Simon Kammerlander. Conversa de ocasião abriu caminho para os Olímpicos
Provas de combinado e de downhill tiveram uma nacionalidade que saltou à vista. Atleta boliviano nasceu na Áustria e começou a representar outras cores quase por acaso. O sucesso é escasso mas a quem é que isso interessa?
A toda a velocidade para a Bolívia
Simon Breitfuss Kammerlander é atleta olímpico pela Bolívia por causa do pai. Não, apesar de ser a interpretação mais fácil, o pai não é sul-americano. Na verdade, o pai era um piloto profissional de corridas que viajava frequentemente para a América do Sul e costumava levar o filho.

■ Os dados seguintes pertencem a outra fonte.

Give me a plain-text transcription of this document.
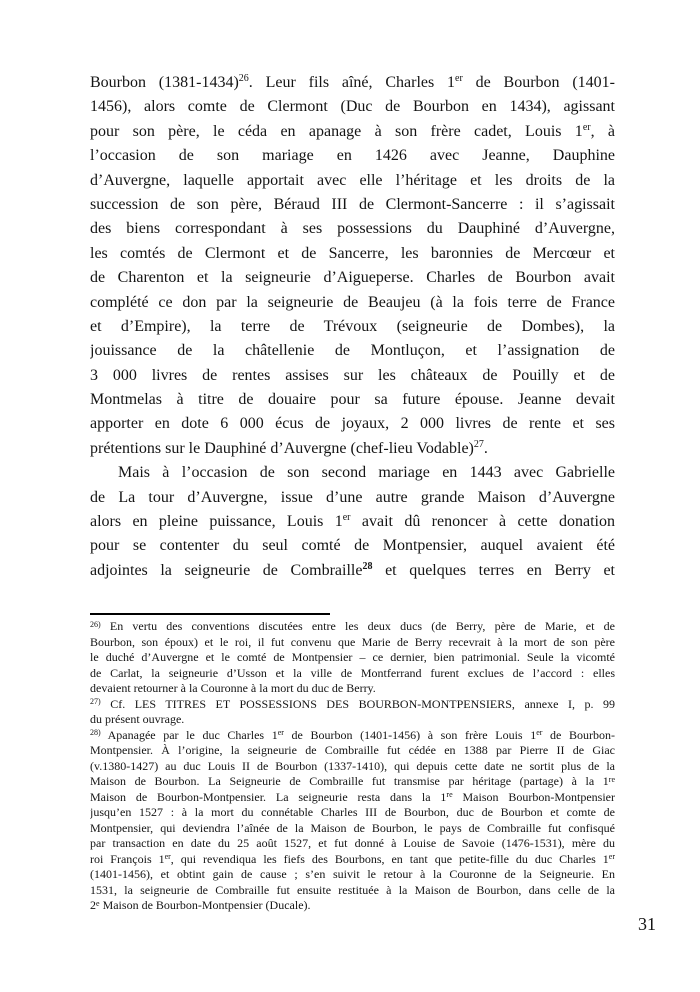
Bourbon (1381-1434)$^{26}$. Leur fils aîné, Charles 1er de Bourbon (1401-
1456), alors comte de Clermont (Duc de Bourbon en 1434), agissant
pour son père, le céda en apanage à son frère cadet, Louis 1er, à
l’occasion de son mariage en 1426 avec Jeanne, Dauphine
d’Auvergne, laquelle apportait avec elle l’héritage et les droits de la
succession de son père, Béraud III de Clermont-Sancerre : il s’agissait
des biens correspondant à ses possessions du Dauphiné d’Auvergne,
les comtés de Clermont et de Sancerre, les baronnies de Mercœur et
de Charenton et la seigneurie d’Aigueperse. Charles de Bourbon avait
complété ce don par la seigneurie de Beaujeu (à la fois terre de France
et d’Empire), la terre de Trévoux (seigneurie de Dombes), la
jouissance de la châtellenie de Montluçon, et l’assignation de
3 000 livres de rentes assises sur les châteaux de Pouilly et de
Montmelas à titre de douaire pour sa future épouse. Jeanne devait
apporter en dote 6 000 écus de joyaux, 2 000 livres de rente et ses
prétentions sur le Dauphiné d’Auvergne (chef-lieu Vodable)$^{27}$.
Mais à l’occasion de son second mariage en 1443 avec Gabrielle
de La tour d’Auvergne, issue d’une autre grande Maison d’Auvergne
alors en pleine puissance, Louis 1er avait dû renoncer à cette donation
pour se contenter du seul comté de Montpensier, auquel avaient été
adjointes la seigneurie de Combraille$^{28}$ et quelques terres en Berry et
$^{26)}$ En vertu des conventions discutées entre les deux ducs (de Berry, père de Marie, et de
Bourbon, son époux) et le roi, il fut convenu que Marie de Berry recevrait à la mort de son père
le duché d’Auvergne et le comté de Montpensier – ce dernier, bien patrimonial. Seule la vicomté
de Carlat, la seigneurie d’Usson et la ville de Montferrand furent exclues de l’accord : elles
devaient retourner à la Couronne à la mort du duc de Berry.
$^{27)}$ Cf. LES TITRES ET POSSESSIONS DES BOURBON-MONTPENSIERS, annexe I, p. 99
du présent ouvrage.
$^{28)}$ Apanagée par le duc Charles 1er de Bourbon (1401-1456) à son frère Louis 1er de Bourbon-
Montpensier. À l’origine, la seigneurie de Combraille fut cédée en 1388 par Pierre II de Giac
(v.1380-1427) au duc Louis II de Bourbon (1337-1410), qui depuis cette date ne sortit plus de la
Maison de Bourbon. La Seigneurie de Combraille fut transmise par héritage (partage) à la 1re
Maison de Bourbon-Montpensier. La seigneurie resta dans la 1re Maison Bourbon-Montpensier
jusqu’en 1527 : à la mort du connétable Charles III de Bourbon, duc de Bourbon et comte de
Montpensier, qui deviendra l’aînée de la Maison de Bourbon, le pays de Combraille fut confisqué
par transaction en date du 25 août 1527, et fut donné à Louise de Savoie (1476-1531), mère du
roi François 1er, qui revendiqua les fiefs des Bourbons, en tant que petite-fille du duc Charles 1er
(1401-1456), et obtint gain de cause ; s’en suivit le retour à la Couronne de la Seigneurie. En
1531, la seigneurie de Combraille fut ensuite restituée à la Maison de Bourbon, dans celle de la
2e Maison de Bourbon-Montpensier (Ducale).
31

Na maior parte das vezes, o destino era a Argentina mas uma vez foi parar à Bolívia. Foi aí que, durante uma feira de rua, Simon começou a conversar com desconhecidos. A conversa, como tantas outras em eventos do género, era apenas de ocasião mas mudou a vida de Simon para sempre.
O austríaco estava a perguntar pela montanha mais próxima, uma que estava ali ao alcance dos olhos, sem ter noção de que estava a conversar com membros da Federação Boliviana de Esqui. Simon era um apaixonado pelo desporto mas o sonho de poder competir pela Áustria não passava de uma miragem. Apesar de tudo, a janela boliviana demorou algum tempo até ficar aberta.

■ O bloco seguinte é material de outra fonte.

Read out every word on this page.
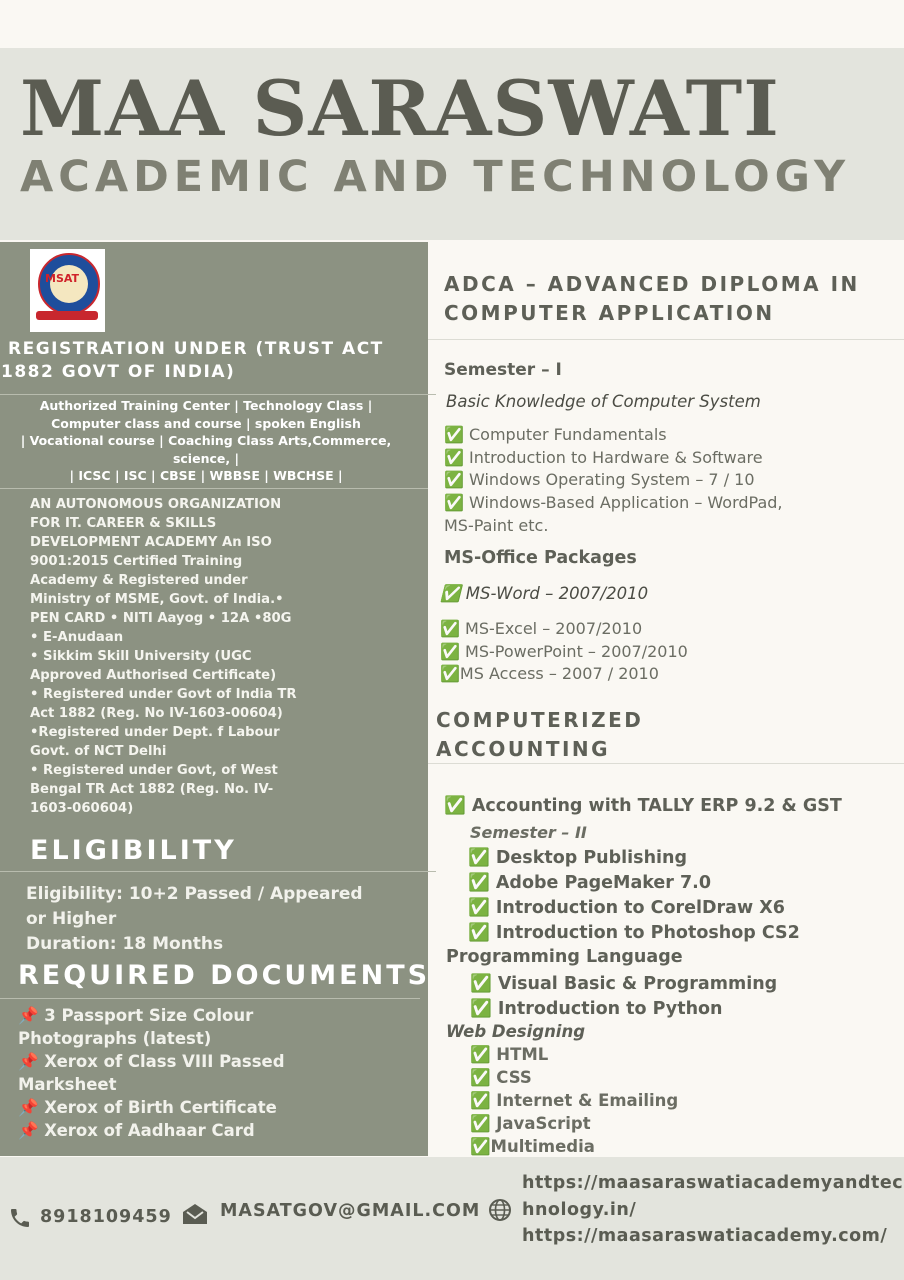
MAA SARASWATI
ACADEMIC AND TECHNOLOGY
MSAT
REGISTRATION UNDER (TRUST ACT
1882 GOVT OF INDIA)
Authorized Training Center | Technology Class |
Computer class and course | spoken English
| Vocational course | Coaching Class Arts,Commerce,
science, |
| ICSC | ISC | CBSE | WBBSE | WBCHSE |
AN AUTONOMOUS ORGANIZATION
FOR IT. CAREER & SKILLS
DEVELOPMENT ACADEMY An ISO
9001:2015 Certified Training
Academy & Registered under
Ministry of MSME, Govt. of India.•
PEN CARD • NITI Aayog • 12A •80G
• E-Anudaan
• Sikkim Skill University (UGC
Approved Authorised Certificate)
• Registered under Govt of India TR
Act 1882 (Reg. No IV-1603-00604)
•Registered under Dept. f Labour
Govt. of NCT Delhi
• Registered under Govt, of West
Bengal TR Act 1882 (Reg. No. IV-
1603-060604)
ELIGIBILITY
Eligibility: 10+2 Passed / Appeared
or Higher
Duration: 18 Months
REQUIRED DOCUMENTS
📌 3 Passport Size Colour
Photographs (latest)
📌 Xerox of Class VIII Passed
Marksheet
📌 Xerox of Birth Certificate
📌 Xerox of Aadhaar Card
ADCA – ADVANCED DIPLOMA IN
COMPUTER APPLICATION
Semester – I
Basic Knowledge of Computer System
✅ Computer Fundamentals
✅ Introduction to Hardware & Software
✅ Windows Operating System – 7 / 10
✅ Windows-Based Application – WordPad,
MS-Paint etc.
MS-Office Packages
✅ MS-Word – 2007/2010
✅ MS-Excel – 2007/2010
✅ MS-PowerPoint – 2007/2010
✅MS Access – 2007 / 2010
COMPUTERIZED
ACCOUNTING
✅ Accounting with TALLY ERP 9.2 & GST
Semester – II
✅ Desktop Publishing
✅ Adobe PageMaker 7.0
✅ Introduction to CorelDraw X6
✅ Introduction to Photoshop CS2
Programming Language
✅ Visual Basic & Programming
✅ Introduction to Python
Web Designing
✅ HTML
✅ CSS
✅ Internet & Emailing
✅ JavaScript
✅Multimedia
8918109459	MASATGOV@GMAIL.COM
https://maasaraswatiacademyandtec
hnology.in/
https://maasaraswatiacademy.com/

Processo demorado e conturbado
Quando o convite chegou, Simon percebeu que representar a Bolívia iria ser muito mais complicado do que se costuma ver na televisão, em que federações fazem tudo com o apoio dos governos para acelerar o processo. Com Simon não foi assim, pelo contrário.

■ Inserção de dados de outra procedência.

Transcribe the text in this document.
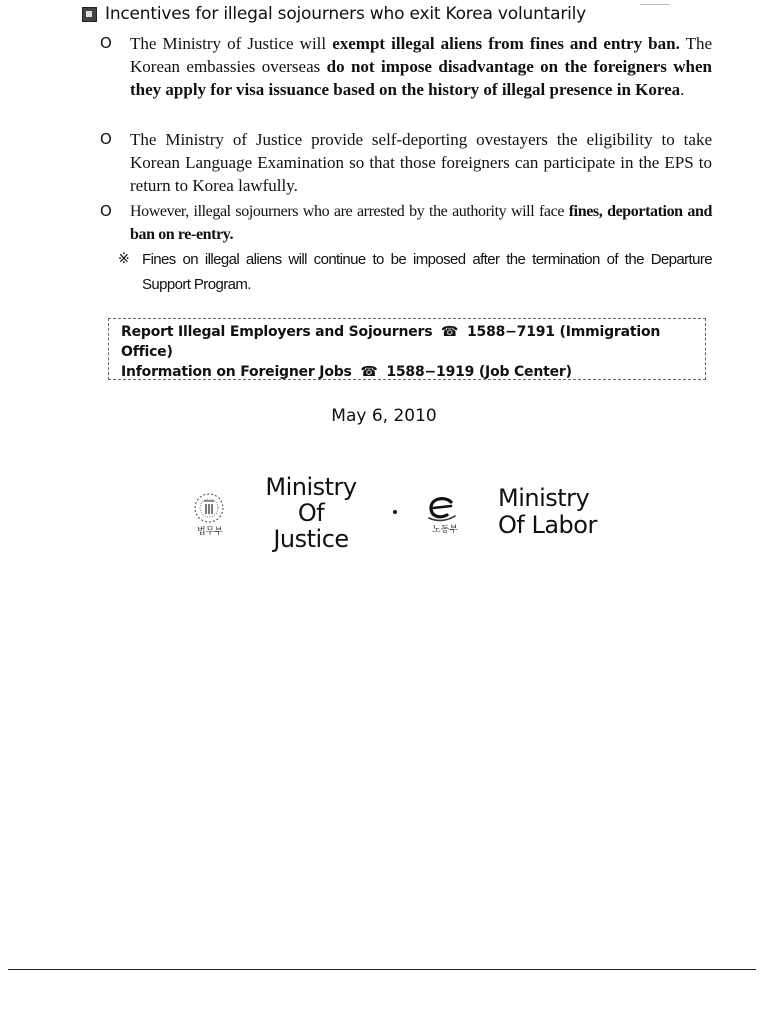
Incentives for illegal sojourners who exit Korea voluntarily
O The Ministry of Justice will exempt illegal aliens from fines and entry ban. The Korean embassies overseas do not impose disadvantage on the foreigners when they apply for visa issuance based on the history of illegal presence in Korea.
O The Ministry of Justice provide self-deporting ovestayers the eligibility to take Korean Language Examination so that those foreigners can participate in the EPS to return to Korea lawfully.
O However, illegal sojourners who are arrested by the authority will face fines, deportation and ban on re-entry.
※ Fines on illegal aliens will continue to be imposed after the termination of the Departure Support Program.
Report Illegal Employers and Sojourners ☎ 1588−7191 (Immigration Office)
Information on Foreigner Jobs ☎ 1588−1919 (Job Center)
May 6, 2010
법무부
Ministry
Of
Justice	노동부
Ministry
Of Labor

«Perdi a conta ao número de vezes que tive de ir ao departamento de imigração, às fotocópias que tive de tirar e aos formulários que tive de preencher», desabafou este ano ao lembrar o processo que durou mais de seis anos.
Simon reconhece que noutros tempos talvez tudo pudesse ter sido mais simples, mas agora não: «Talvez tivesse tido a sorte de ter alguém a fazer tudo por mim e a contornar a legislação, mas agora é tudo feito com base em documentos e registos. Fica muito difícil», explicou.
O atleta mudou-se mesmo para a Bolívia e esteve lá a viver e a estudar até finalmente receber a nacionalidade em 2015, ano em que começou a representar as cores bolivianas nos principais eventos.
História em PyeongChang-2018
A Bolívia está nos Jogos Olímpicos de Inverno pela primeira vez desde 1992. Simon foi o porta-estandarte mas teve a companhia de outro naturalizado: um finlandês do cross-country chamado Timo Juhani Grönlund.
«É uma grande oportunidade para promover os desportos de inverno como uma boa alternativa para o povo boliviano», disse Juan de Dios Guevara, o chefe da comitiva do país andino. O presidente do Comité Olímpico Boliviano seguiu a mesma lógica de pensamento: «É uma satisfação voltar a ter atletas nestes Jogos Olímpicos. O objetivo é que o olimpismo possa crescer, temos de aproveitar a estância de Charquini para atrair mais esquiadores».
Simon vê com agrado a possibilidade de servir como modelo e pioneiro do esqui alpino na Bolívia mas relembra que a prioridade é conseguir bons resultados. Algo que falhou: foi desqualificado na prova combinada ao falhar a inspeção antes da partida no slalom. Mais tarde, foi 47.º (em 57) na prova de downhill. Esta madrugada vai competir no Super-G.
Ainda assim, nem tudo é mau. O atleta gostou de poder ter uma comitiva a torcer por ele, uma vez que costuma estar sozinho com o treinador, e confessou que se sente «orgulhoso e privilegiado por competir com a bandeira boliviana».
Quando a azáfama de PyeongChang passar, vai continuar a sua vida dividida: na Europa durante o Inverno a competir e na Bolívia no resto do tempo. «A forma como conjugo as duas coisas é perfeita», reconhece.